Mayor Boris Johnson has hailed the hard work of the Metropolitan Police Service and urged them to keep up the pressure on London’s criminals as new data shows that they’ve hit his target of reducing seven key neighbourhood crimes by 20% a year ahead of schedule.
The news comes at the same time as the results of an annual survey, commissioned by the Mayor’s Office for Policing and Crime (MOPAC), reveal that almost two-thirds (64%) of those Londoners questioned feel that policing has improved or remained the same since 2010, with 37% of BME respondents feeling it had ‘improved considerably or slightly’.
In 2013, as part of his Police and Crime Plan the London Mayor set the Metropolitan Police Service the challenge to reduce seven key neighbourhood crimes by 20% by 2016. The new data shows that the Met has in fact cut these crimes by 19.8% since 2012, with over 80,000 fewer crimes committed on the capital’s streets as a result. The Met is now on track to exceed the target set by the Mayor over the next year.
Of the seven key neighbourhood crimes, robbery from a person and burglary have seen the biggest fall – down 23% and 44% respectively – with burglary at its lowest level since 1979.
Waltham Forest, Brent, Harrow and Hounslow have seen neighbourhood crimes fall by over a quarter, while burglary fell by over a third in areas such as Hammersmith and Fulham, Brent and Lewisham.
Only one of the seven crime types – Violence with Injury – has seen an increase, rising by 13% since 2012. With crime falling faster in London than anywhere else in the country, this rise has been attributed to better recording, particularly around domestic violence, and a slight rise in recorded street level violence in some town centres.
Concerned by the increase, the Mayor and the Met have responded by focusing more resources on known hotspots and cracking down on licensed premises continuing to flout the law on under age and excessive drinking.
Strength of the Met reaches three-year high
Since the Mayor’s Police and Crime Plan was introduced, over 2,600 officers have been moved from back office to front line duties. Last week, the strength of the Met force reached a three-year high at just under 32,000, with more BME and female officers.

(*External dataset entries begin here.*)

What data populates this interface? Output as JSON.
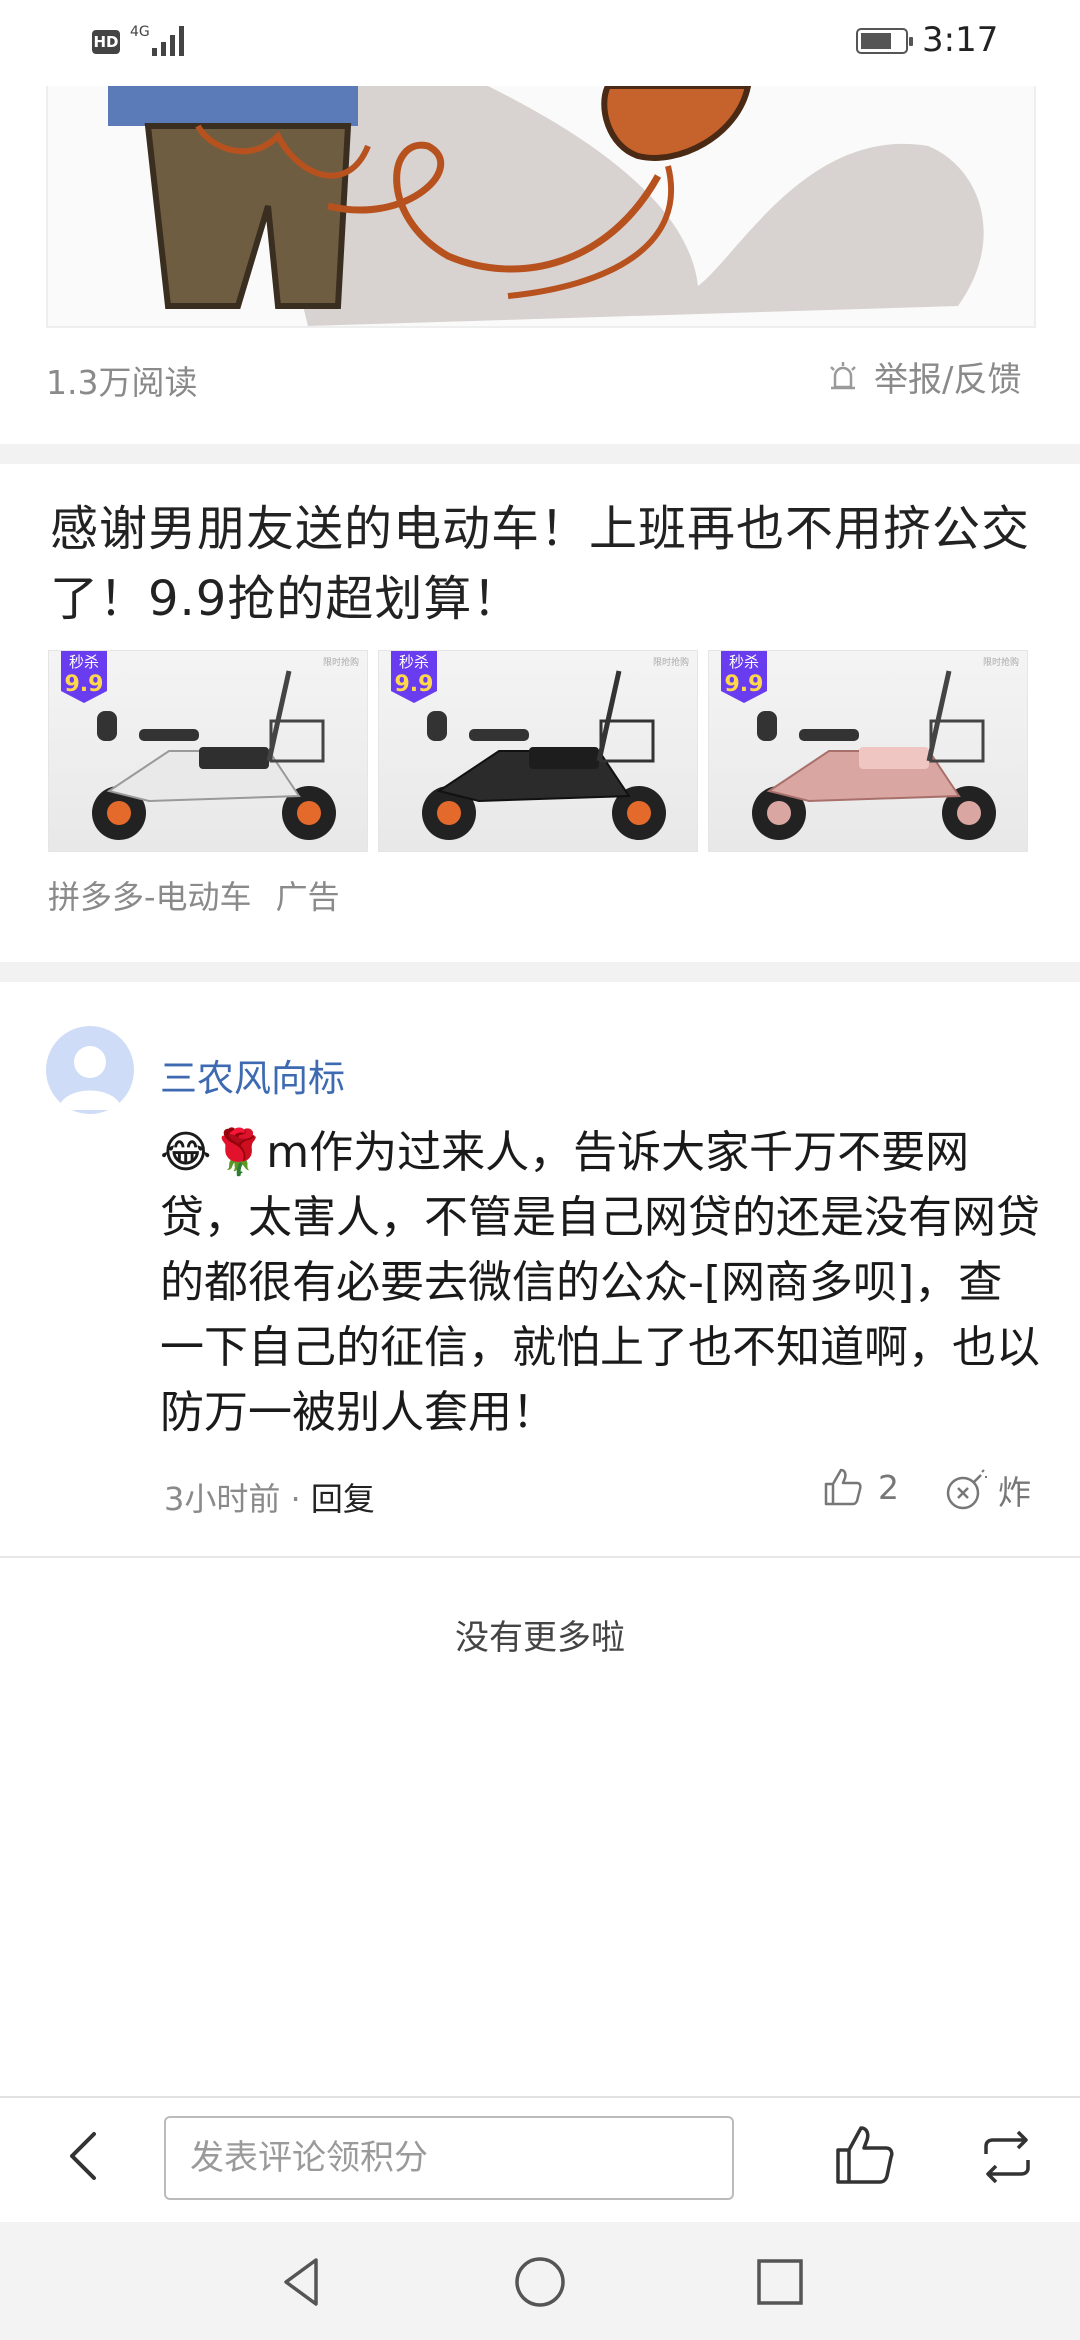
{
  "status_bar": {
    "hd": "HD",
    "network": "4G",
    "time": "3:17"
  },
  "article": {
    "reads": "1.3万阅读",
    "report": "举报/反馈"
  },
  "ad": {
    "title": "感谢男朋友送的电动车！上班再也不用挤公交了！9.9抢的超划算！",
    "badge_top": "秒杀",
    "badge_price": "9.9",
    "corner_tag": "限时抢购",
    "images": [
      {
        "name": "white-ebike",
        "frame_color": "#e9e9ea",
        "accent": "#f5f5f5"
      },
      {
        "name": "black-ebike",
        "frame_color": "#2b2b2b",
        "accent": "#e46a2c"
      },
      {
        "name": "pink-ebike",
        "frame_color": "#d9a6a2",
        "accent": "#efc6c1"
      }
    ],
    "source": "拼多多-电动车",
    "label": "广告"
  },
  "comment": {
    "author": "三农风向标",
    "emojis": "😂🌹",
    "text": "m作为过来人，告诉大家千万不要网贷，太害人，不管是自己网贷的还是没有网贷的都很有必要去微信的公众-[网商多呗]，查一下自己的征信，就怕上了也不知道啊，也以防万一被别人套用！",
    "time": "3小时前",
    "separator": "·",
    "reply": "回复",
    "likes": "2",
    "bomb": "炸"
  },
  "footer": {
    "no_more": "没有更多啦"
  },
  "bottom_bar": {
    "input_placeholder": "发表评论领积分"
  },
  "colors": {
    "author_blue": "#3d6ab0",
    "badge_purple": "#6a3cf0",
    "badge_yellow": "#ffd84a"
  }
}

The MOPAC Police and Crime Survey compiled by TNS has looked at attitudes to policing and crime in the capital. Alongside a high level of satisfaction with police performance it also finds that Londoners are now less concerned than they were in 2013 about burglary, violent crime and anti-social behaviour, with concern about burglary falling from 40% to 31%, violent crime from 11% to 8% and concern about anti-social behaviour from 28% to 20%.
When asked what would make them feel safer, the majority of those questioned said more police on the streets (42%), action on anti-social behaviour (23%) and better use of CCTV (11%).
Driving down crime on London’s transport network is a priority for the Mayor and the Met, with crime on the capital’s bus network now at its lowest level. In January this year, the Mayor launched the Roads Transport Police Command (RTPC), the UK’s single largest police command with more than 2,300 police and Police Community Support Officers working across London to further improve the safety and security of the capital’s roads and bus network and ensure that this downward trend continues.
Setting of robust targets
Mayor of London Boris Johnson said: “London’s neighbourhoods are now safer than ever before thanks to the hard work and dedication of the Metropolitan Police Service. This has been no easy task but, by setting robust targets and raising money from surplus building stock, we’ve placed record numbers of police officers onto the streets to fight crime. Our job now is to keep this pressure up, to bear down on all types of crime and make London the safest big city in the world.”
Stephen Greenhalgh, the Deputy Mayor for Policing and Crime, added: “The Mayor set an unashamedly ambitious challenge for the Met to radically reduce victim-based neighbourhood crime by 20% in four years and the force is set to deliver this reduction a full year ahead of schedule. Hitting the target is good news and is helping to increase confidence in police performance, but we cannot take for granted that it will continue. Our challenge now to the Met and its partner agencies is to keep up the hard work and ensure that Londoners continue to feel safer and more confident in our capital city.”